Nearly a quarter of Boston public high school students did not log into classes on any given day this fall as schools remain closed and course failure rates rise, according to school data released Saturday that paints a worrisome picture of academic disengagement.

Among students in grades 6-12, failure rates for the first academic quarter, which concluded last month, jumped to 18 percent in English, from 12.4 percent the previous year. Increases in failure rates in other subjects were similar.

Black and Latino students experienced the biggest increases.

One of the starkest numbers being reported is the fact that only 54% of high school seniors in the greater Boston area enrolled in college this fall. That’s a very significant drop from the average over the past decade. And this phenomenon isn’t unique to Boston. We’re seeing it all over the country.

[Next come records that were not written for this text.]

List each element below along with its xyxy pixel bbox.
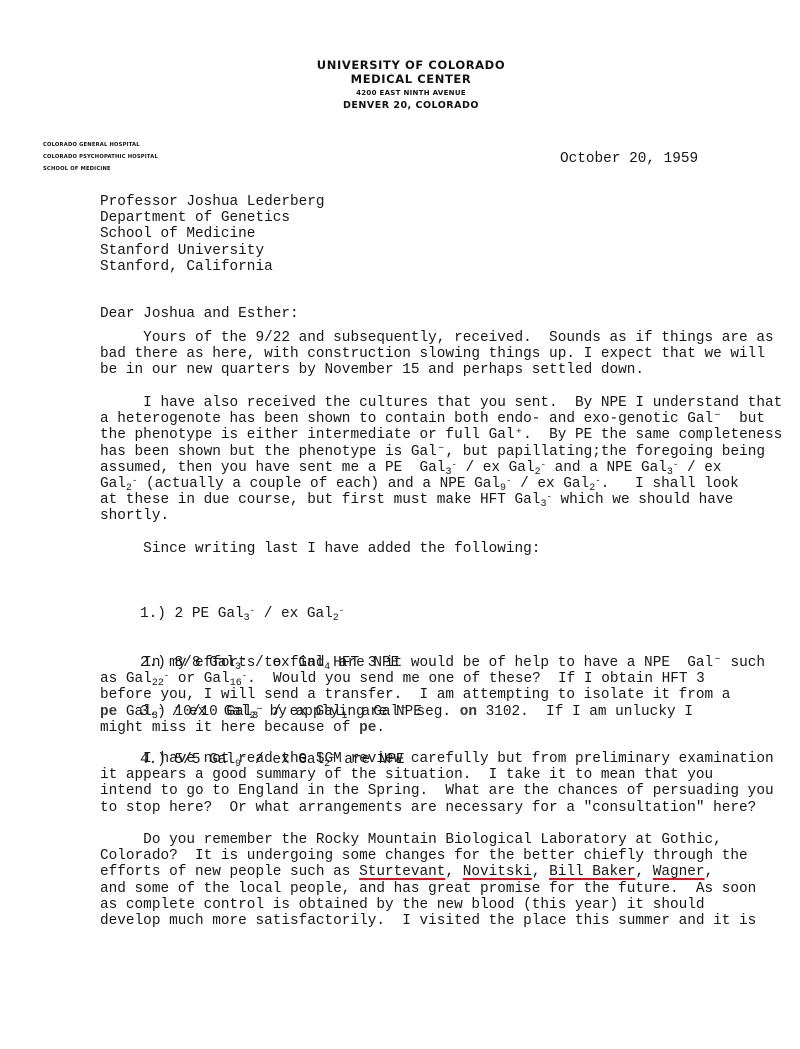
salutation: Dear Joshua and Esther: (100, 306, 299, 322)
separator: , (635, 864, 652, 880)
affiliation-hospital: COLORADO GENERAL HOSPITAL (43, 139, 158, 151)
text-run: by applying Gal⁻ seg. (261, 704, 460, 720)
text-line: the phenotype is either intermediate or … (100, 427, 760, 443)
paragraph-1: Yours of the 9/22 and subsequently, rece… (100, 330, 760, 379)
text-line: In my efforts to find HFT 3 it would be … (100, 655, 760, 671)
text-run: might miss it here because of (100, 720, 359, 736)
text-run: . I shall look (601, 476, 739, 492)
letterhead-institution: UNIVERSITY OF COLORADO (0, 58, 800, 72)
letter-date: October 20, 1959 (560, 151, 698, 167)
text-line: assumed, then you have sent me a PE Gal3… (100, 460, 760, 476)
affiliation-school: SCHOOL OF MEDICINE (43, 163, 158, 175)
text-line: shortly. (100, 508, 760, 524)
text-run: / ex (678, 460, 721, 476)
affiliation-psychopathic: COLORADO PSYCHOPATHIC HOSPITAL (43, 151, 158, 163)
address-line: Stanford, California (100, 259, 325, 275)
text-line: be in our new quarters by November 15 an… (100, 362, 760, 378)
text-line: bad there as here, with construction slo… (100, 346, 760, 362)
affiliations: COLORADO GENERAL HOSPITAL COLORADO PSYCH… (43, 139, 158, 175)
text-line: before you, I will send a transfer. I am… (100, 687, 760, 703)
letterhead-city: DENVER 20, COLORADO (0, 99, 800, 112)
text-line: as Gal22- or Gal16-. Would you send me o… (100, 671, 760, 687)
text-run: 1.) 2 PE Gal (140, 606, 244, 622)
paragraph-4: In my efforts to find HFT 3 it would be … (100, 655, 760, 736)
superscript: - (339, 606, 344, 616)
text-run: or Gal (169, 671, 229, 687)
separator: , (532, 864, 549, 880)
paragraph-6: Do you remember the Rocky Mountain Biolo… (100, 832, 760, 929)
separator: , (705, 864, 714, 880)
separator: , (445, 864, 462, 880)
address-line: Department of Genetics (100, 210, 325, 226)
paragraph-3: Since writing last I have added the foll… (100, 541, 760, 557)
address-line: Stanford University (100, 243, 325, 259)
underlined-name: Wagner (653, 864, 705, 880)
text-run: at these in due course, but first must m… (100, 492, 540, 508)
text-line: at these in due course, but first must m… (100, 492, 760, 508)
list-item: 1.) 2 PE Gal3- / ex Gal2- (140, 606, 422, 622)
text-line: efforts of new people such as Sturtevant… (100, 864, 760, 880)
text-run: and a NPE Gal (546, 460, 667, 476)
text-line: pe Gal3- / ex Gal2- by applying Gal⁻ seg… (100, 704, 760, 720)
recipient-address: Professor Joshua LederbergDepartment of … (100, 194, 325, 275)
text-run: / ex Gal (511, 476, 589, 492)
text-run: / ex Gal (457, 460, 535, 476)
text-line: has been shown but the phenotype is Gal⁻… (100, 444, 760, 460)
text-run: / ex Gal (163, 704, 249, 720)
text-line: I have not read the SGM review carefully… (100, 751, 760, 767)
text-line: Do you remember the Rocky Mountain Biolo… (100, 832, 760, 848)
text-line: might miss it here because of pe. (100, 720, 760, 736)
underlined-name: Novitski (463, 864, 532, 880)
text-line: Yours of the 9/22 and subsequently, rece… (100, 330, 760, 346)
text-run: / ex Gal (255, 606, 333, 622)
letterhead: UNIVERSITY OF COLORADO MEDICAL CENTER 42… (0, 58, 800, 112)
text-run: as Gal (100, 671, 152, 687)
struck-text: pe (359, 720, 376, 736)
paragraph-2: I have also received the cultures that y… (100, 395, 760, 525)
struck-text: pe (100, 704, 117, 720)
address-line: Professor Joshua Lederberg (100, 194, 325, 210)
letterhead-division: MEDICAL CENTER (0, 72, 800, 86)
text-line: to stop here? Or what arrangements are n… (100, 800, 760, 816)
text-run: assumed, then you have sent me a PE Gal (100, 460, 445, 476)
paragraph-5: I have not read the SGM review carefully… (100, 751, 760, 816)
text-run: . (376, 720, 385, 736)
text-run: Gal (117, 704, 152, 720)
address-line: School of Medicine (100, 226, 325, 242)
text-line: I have also received the cultures that y… (100, 395, 760, 411)
underlined-name: Sturtevant (359, 864, 445, 880)
text-line: develop much more satisfactorily. I visi… (100, 913, 760, 929)
text-run: 3102. If I am unlucky I (477, 704, 693, 720)
text-line: and some of the local people, and has gr… (100, 881, 760, 897)
text-run: which we should have (552, 492, 733, 508)
underlined-name: Bill Baker (549, 864, 635, 880)
text-run: (actually a couple of each) and a NPE Ga… (137, 476, 500, 492)
text-line: as complete control is obtained by the n… (100, 897, 760, 913)
letterhead-street: 4200 EAST NINTH AVENUE (0, 87, 800, 99)
text-run: Gal (100, 476, 126, 492)
struck-text: on (460, 704, 477, 720)
text-line: intend to go to England in the Spring. W… (100, 783, 760, 799)
text-line: a heterogenote has been shown to contain… (100, 411, 760, 427)
text-line: Colorado? It is undergoing some changes … (100, 848, 760, 864)
text-line: it appears a good summary of the situati… (100, 767, 760, 783)
text-run: efforts of new people such as (100, 864, 359, 880)
text-line: Gal2- (actually a couple of each) and a … (100, 476, 760, 492)
text-run: . Would you send me one of these? If I o… (247, 671, 705, 687)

The underlying reality is something that was probably obvious to most of us from the beginning of this fiasco. There are a small number of gifted, highly intelligent and self-motivated children in this country who are doing fine in their schoolwork. They tend to come from families with plenty of online and computer savvy to begin with and they know their way around the online educational system. They also tend to come from families with enough disposable income for the children to have their own, good-quality laptops and high-speed internet access in their homes.

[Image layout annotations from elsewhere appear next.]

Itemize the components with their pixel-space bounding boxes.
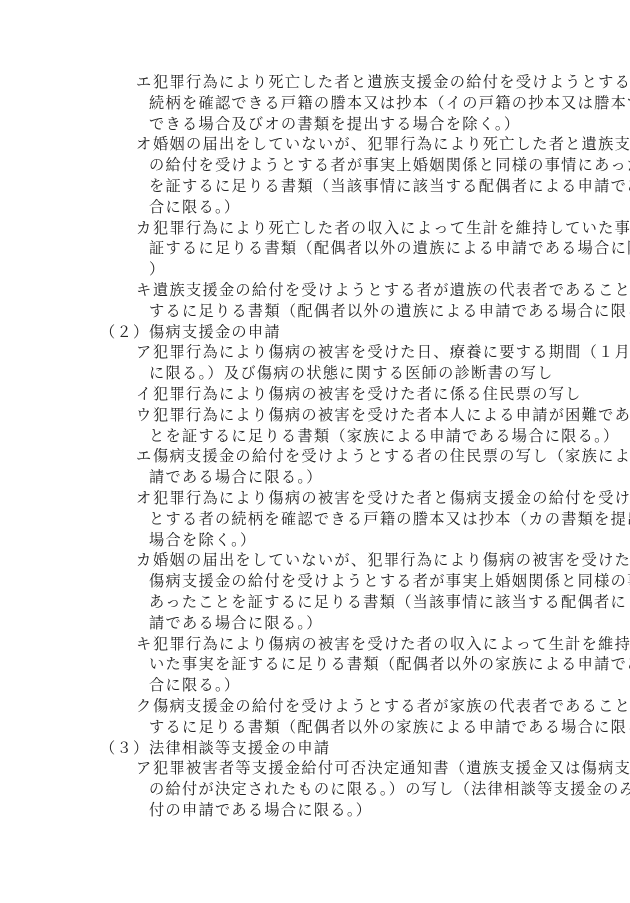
section-2-heading: 傷病支援金の申請 [149, 322, 281, 343]
document-page: エ 犯罪行為により死亡した者と遺族支援金の給付を受けようとする者の 続柄を確認で… [0, 0, 630, 903]
list-item-ka-livelihood: カ [136, 218, 153, 239]
item-text-continued: 傷病支援金の給付を受けようとする者が事実上婚姻関係と同様の事情に [149, 571, 630, 592]
item-text: 犯罪被害者等支援金給付可否決定通知書（遺族支援金又は傷病支援金 [153, 758, 630, 779]
item-text-continued: 付の申請である場合に限る。） [149, 800, 372, 821]
item-label: エ [136, 73, 153, 91]
list-item-e-death: エ [136, 72, 153, 93]
item-label: ア [136, 343, 153, 361]
item-label: キ [136, 281, 153, 299]
item-text-continued: の給付を受けようとする者が事実上婚姻関係と同様の事情にあったこと [149, 155, 630, 176]
item-text: 犯罪行為により死亡した者の収入によって生計を維持していた事実を [153, 218, 630, 239]
section-3-heading: 法律相談等支援金の申請 [149, 738, 330, 759]
item-text: 婚姻の届出をしていないが、犯罪行為により傷病の被害を受けた者と [153, 550, 630, 571]
item-text-continued: できる場合及びオの書類を提出する場合を除く。） [149, 114, 520, 135]
item-text-continued: の給付が決定されたものに限る。）の写し（法律相談等支援金のみの給 [149, 779, 630, 800]
section-3-label: （３） [100, 738, 149, 759]
item-text-continued: を証するに足りる書類（当該事情に該当する配偶者による申請である場 [149, 176, 630, 197]
item-text-continued: あったことを証するに足りる書類（当該事情に該当する配偶者による申 [149, 592, 630, 613]
item-label: オ [136, 135, 153, 153]
item-text-continued: 合に限る。） [149, 197, 240, 218]
list-item-ki-livelihood: キ [136, 634, 153, 655]
item-text: 犯罪行為により傷病の被害を受けた者に係る住民票の写し [153, 384, 582, 405]
item-text: 傷病支援金の給付を受けようとする者の住民票の写し（家族による申 [153, 446, 630, 467]
item-text: 犯罪行為により傷病の被害を受けた者と傷病支援金の給付を受けよう [153, 488, 630, 509]
item-text: 傷病支援金の給付を受けようとする者が家族の代表者であることを証 [153, 696, 630, 717]
item-text-continued: とを証するに足りる書類（家族による申請である場合に限る。） [149, 426, 620, 447]
item-text-continued: に限る。）及び傷病の状態に関する医師の診断書の写し [149, 363, 554, 384]
item-text: 犯罪行為により傷病の被害を受けた者の収入によって生計を維持して [153, 634, 630, 655]
list-item-e-residence: エ [136, 446, 153, 467]
list-item-u-difficulty: ウ [136, 405, 153, 426]
item-text-continued: するに足りる書類（配偶者以外の家族による申請である場合に限る。） [149, 717, 630, 738]
section-2-label: （２） [100, 322, 149, 343]
item-text-continued: いた事実を証するに足りる書類（配偶者以外の家族による申請である場 [149, 654, 630, 675]
item-text-continued: 請である場合に限る。） [149, 467, 323, 488]
item-label: キ [136, 635, 153, 653]
list-item-o-family-register: オ [136, 488, 153, 509]
item-text-continued: 合に限る。） [149, 675, 240, 696]
item-label: エ [136, 447, 153, 465]
item-text-continued: 続柄を確認できる戸籍の謄本又は抄本（イの戸籍の抄本又は謄本で確認 [149, 93, 630, 114]
list-item-ku-representative: ク [136, 696, 153, 717]
item-text-continued: 場合を除く。） [149, 530, 257, 551]
item-text-continued: とする者の続柄を確認できる戸籍の謄本又は抄本（カの書類を提出する [149, 509, 630, 530]
item-label: ク [136, 697, 153, 715]
list-item-a-decision-notice: ア [136, 758, 153, 779]
list-item-i-residence: イ [136, 384, 153, 405]
item-label: イ [136, 385, 153, 403]
item-text: 犯罪行為により傷病の被害を受けた者本人による申請が困難であるこ [153, 405, 630, 426]
item-text: 犯罪行為により死亡した者と遺族支援金の給付を受けようとする者の [153, 72, 630, 93]
list-item-ki-representative: キ [136, 280, 153, 301]
item-text: 犯罪行為により傷病の被害を受けた日、療養に要する期間（１月以上 [153, 342, 630, 363]
item-text-continued: するに足りる書類（配偶者以外の遺族による申請である場合に限る。） [149, 301, 630, 322]
item-text-continued: 請である場合に限る。） [149, 613, 323, 634]
list-item-a-medical: ア [136, 342, 153, 363]
item-text: 婚姻の届出をしていないが、犯罪行為により死亡した者と遺族支援金 [153, 134, 630, 155]
item-label: カ [136, 551, 153, 569]
item-label: ア [136, 759, 153, 777]
list-item-ka-marriage: カ [136, 550, 153, 571]
item-label: カ [136, 219, 153, 237]
item-text-continued: 証するに足りる書類（配偶者以外の遺族による申請である場合に限る。 [149, 238, 630, 259]
item-label: ウ [136, 406, 153, 424]
item-text-continued: ） [149, 259, 166, 280]
list-item-o-marriage: オ [136, 134, 153, 155]
item-label: オ [136, 489, 153, 507]
item-text: 遺族支援金の給付を受けようとする者が遺族の代表者であることを証 [153, 280, 630, 301]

But as I said, that description really only applies to a relatively small percentage of students. Lots of kids simply aren’t as self-motivated and they need a bit of a push from responsible adults to get them to crack the books (be they paper or virtual) and apply themselves. Too many come from families where the parents aren’t experienced with computers and the online environment, so if they can’t figure it out for themselves, they don’t have much support in navigating the maze of the educational web. Some may not even have a computer in their home at all.

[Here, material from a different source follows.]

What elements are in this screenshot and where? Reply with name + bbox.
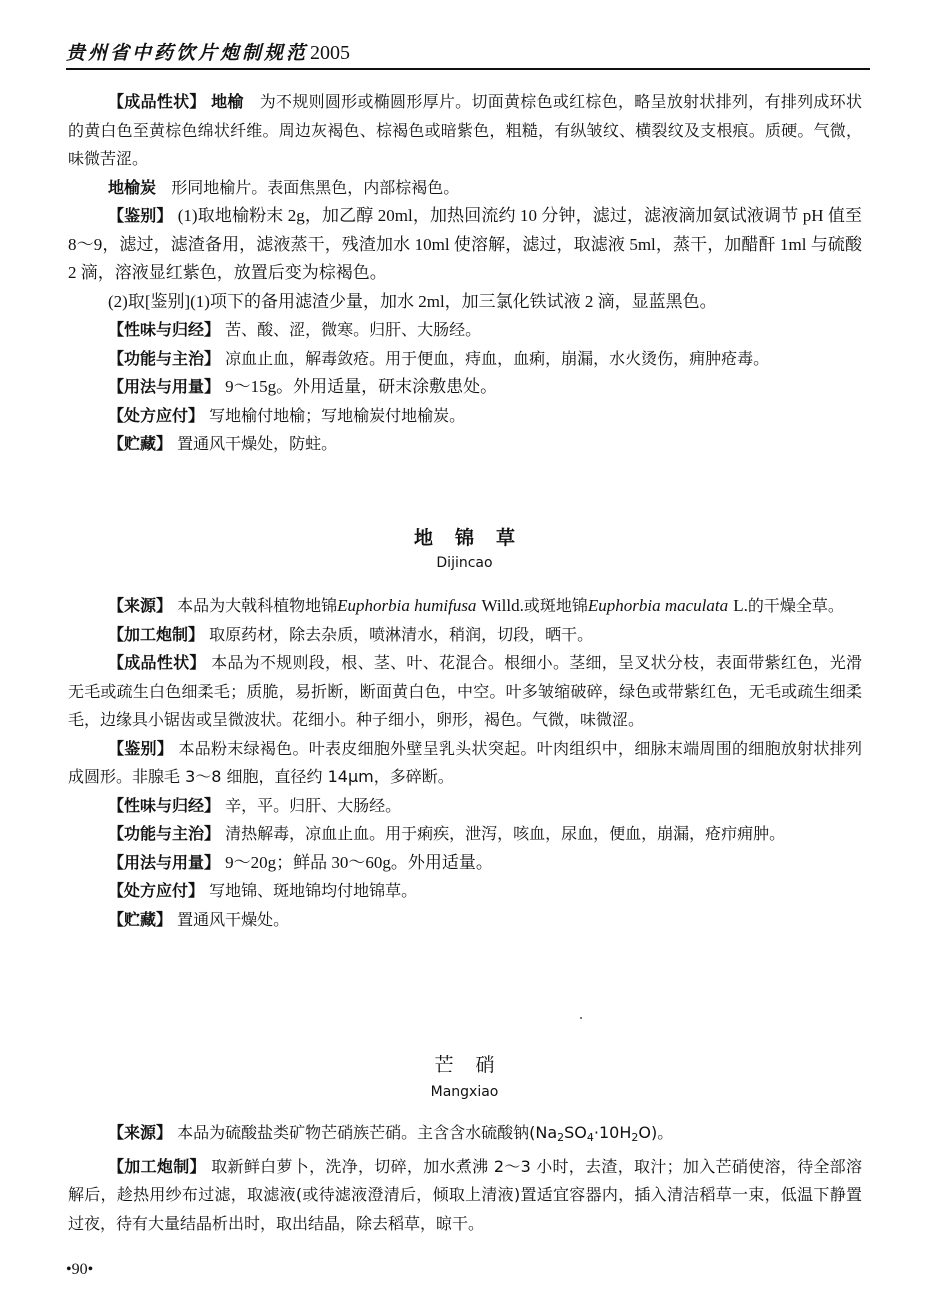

With all that in mind, the fact that “only” a quarter of Boston’s students failed to even log in on any given day could be seen as rather remarkable. But even for those who do manage to access the system, failure rates are still far above what we normally see. In other words, this system is not functional for most of the families in the country.

So what’s the alternative? The answer seems clear and it should have been obvious for a while now. Open the schools. Give the teachers all of the PPE they need to make them comfortable standing in front of a class and encourage the kids to wear masks if that makes everyone feel safer. Let’s keep in mind that a grand total of 96 children aged 1 through 14 have died of COVID thus far in a nation of roughly 350 million people. And several dozen of those were cases where the illness was complicated by pneumonia or other ailments and preexisting conditions. Yes, every death of a child is a tragedy. Full stop. But we lose more children than that to many other causes each and every year.

We’re losing an entire graduating class to the shutdowns imposed on the schools and all of the students coming up behind them are significantly behind in their progress. It’s going to take a long time to recover from this, even if we assume that everyone will be vaccinated and the schools will reopen normally in the autumn of 2021. But from the chatter we’re hearing coming out of the teachers’ unions and the government, they’re still in no hurry to get the kids back into class.